Librairie Hachette et Cie (p. 281-292).


CHAPITRE XIX.

SOPHOCLE.


Comparaison de Sophocle et d'Eschyle. — Système dramatique de Sophocle. — Tragédies de Sophocle. — Vie de Sophocle.

Comparaison de Sophocle et d’Eschyle.


L’art d’Eschyle n’était pas un pur instinct : il y avait en cet homme extraordinaire autre chose que le dieu dont parle Platon, qui se sert à sa guise du génie des poëtes inspirés. Je ne crois donc guère à ce mot qu’on prête à Sophocle : « Eschyle fait ce qui est bien, mais sans le savoir. » Si Sophocle tenait ce langage, il faut le taxer de prévention et d’injustice.

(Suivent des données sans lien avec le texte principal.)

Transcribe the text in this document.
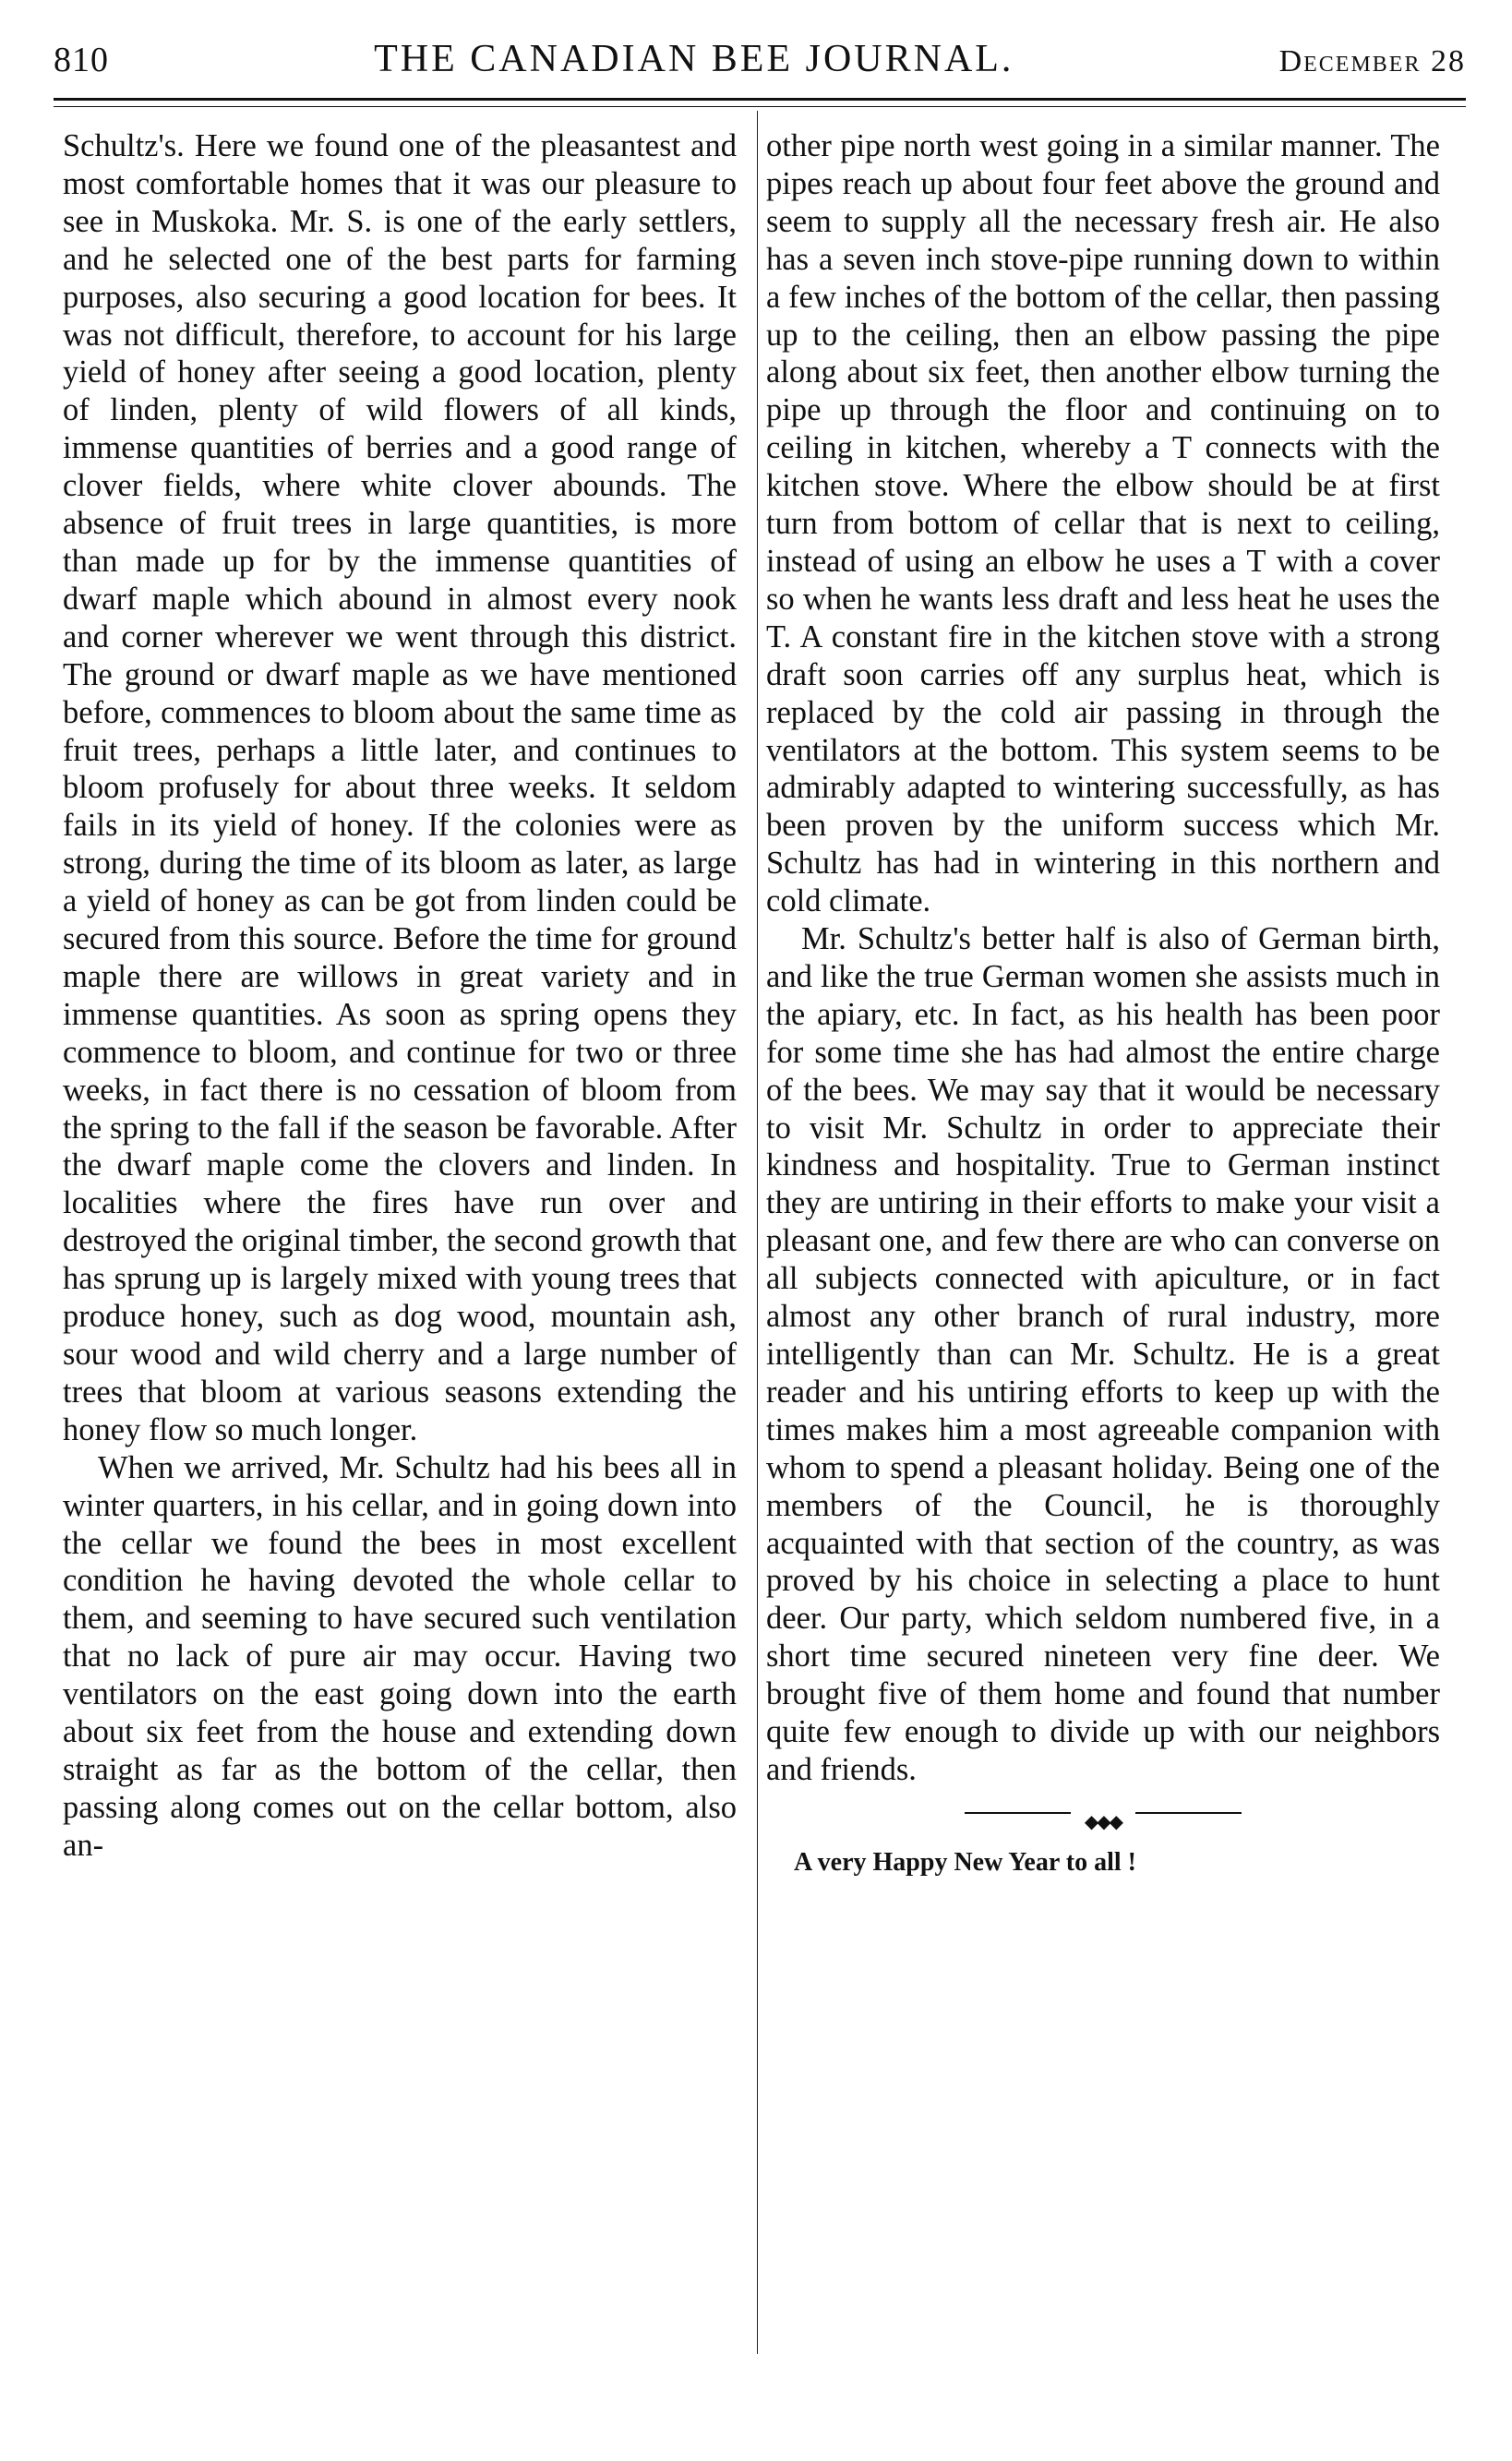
810	THE CANADIAN BEE JOURNAL.	December 28

Schultz's. Here we found one of the pleasantest and most comfortable homes that it was our pleasure to see in Muskoka. Mr. S. is one of the early settlers, and he selected one of the best parts for farming purposes, also securing a good location for bees. It was not difficult, therefore, to account for his large yield of honey after seeing a good location, plenty of linden, plenty of wild flowers of all kinds, immense quantities of berries and a good range of clover fields, where white clover abounds. The absence of fruit trees in large quantities, is more than made up for by the immense quantities of dwarf maple which abound in almost every nook and corner wherever we went through this district. The ground or dwarf maple as we have mentioned before, commences to bloom about the same time as fruit trees, perhaps a little later, and continues to bloom profusely for about three weeks. It seldom fails in its yield of honey. If the colonies were as strong, during the time of its bloom as later, as large a yield of honey as can be got from linden could be secured from this source. Before the time for ground maple there are willows in great variety and in immense quantities. As soon as spring opens they commence to bloom, and continue for two or three weeks, in fact there is no cessation of bloom from the spring to the fall if the season be favorable. After the dwarf maple come the clovers and linden. In localities where the fires have run over and destroyed the original timber, the second growth that has sprung up is largely mixed with young trees that produce honey, such as dog wood, mountain ash, sour wood and wild cherry and a large number of trees that bloom at various seasons extending the honey flow so much longer.

When we arrived, Mr. Schultz had his bees all in winter quarters, in his cellar, and in going down into the cellar we found the bees in most excellent condition he having devoted the whole cellar to them, and seeming to have secured such ventilation that no lack of pure air may occur. Having two ventilators on the east going down into the earth about six feet from the house and extending down straight as far as the bottom of the cellar, then passing along comes out on the cellar bottom, also an-

other pipe north west going in a similar manner. The pipes reach up about four feet above the ground and seem to supply all the necessary fresh air. He also has a seven inch stove-pipe running down to within a few inches of the bottom of the cellar, then passing up to the ceiling, then an elbow passing the pipe along about six feet, then another elbow turning the pipe up through the floor and continuing on to ceiling in kitchen, whereby a T connects with the kitchen stove. Where the elbow should be at first turn from bottom of cellar that is next to ceiling, instead of using an elbow he uses a T with a cover so when he wants less draft and less heat he uses the T. A constant fire in the kitchen stove with a strong draft soon carries off any surplus heat, which is replaced by the cold air passing in through the ventilators at the bottom. This system seems to be admirably adapted to wintering successfully, as has been proven by the uniform success which Mr. Schultz has had in wintering in this northern and cold climate.

Mr. Schultz's better half is also of German birth, and like the true German women she assists much in the apiary, etc. In fact, as his health has been poor for some time she has had almost the entire charge of the bees. We may say that it would be necessary to visit Mr. Schultz in order to appreciate their kindness and hospitality. True to German instinct they are untiring in their efforts to make your visit a pleasant one, and few there are who can converse on all subjects connected with apiculture, or in fact almost any other branch of rural industry, more intelligently than can Mr. Schultz. He is a great reader and his untiring efforts to keep up with the times makes him a most agreeable companion with whom to spend a pleasant holiday. Being one of the members of the Council, he is thoroughly acquainted with that section of the country, as was proved by his choice in selecting a place to hunt deer. Our party, which seldom numbered five, in a short time secured nineteen very fine deer. We brought five of them home and found that number quite few enough to divide up with our neighbors and friends.

◆◆◆
A very Happy New Year to all !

Mais ce que Sophocle eût pu dire avec toute raison, c’est ce qu’un pareil mot donne à entendre ; car personne n’a jamais su, mieux que Sophocle, ce qu’il faisait : Sophocle est l’artiste par excellence, l’artiste habile entre tous à préparer l’effet qu’il veut produire, à disposer les moyens, en vue de la fin. Il n’est pas difficile de relever, dans Eschyle, des invraisemblances quelquefois choquantes, des comparaisons fausses, des images outrées, des expressions bizarres ; défauts bien plus rares pourtant qu’on ne le crie, et rachetés par combien de qualités ! Mais Sophocle échappe au blâme, et n’a pas même ces instants de sommeil qu’Horace pardonne à Homère. C’est la perfection, autant qu’il est donné de la réaliser ; non pas une simple absence de défauts, qui est le pire de tous les défauts, mais un ensemble continu de beautés, et dans l’invention, et dans la coordination des parties, et dans la pensée, et dans la diction.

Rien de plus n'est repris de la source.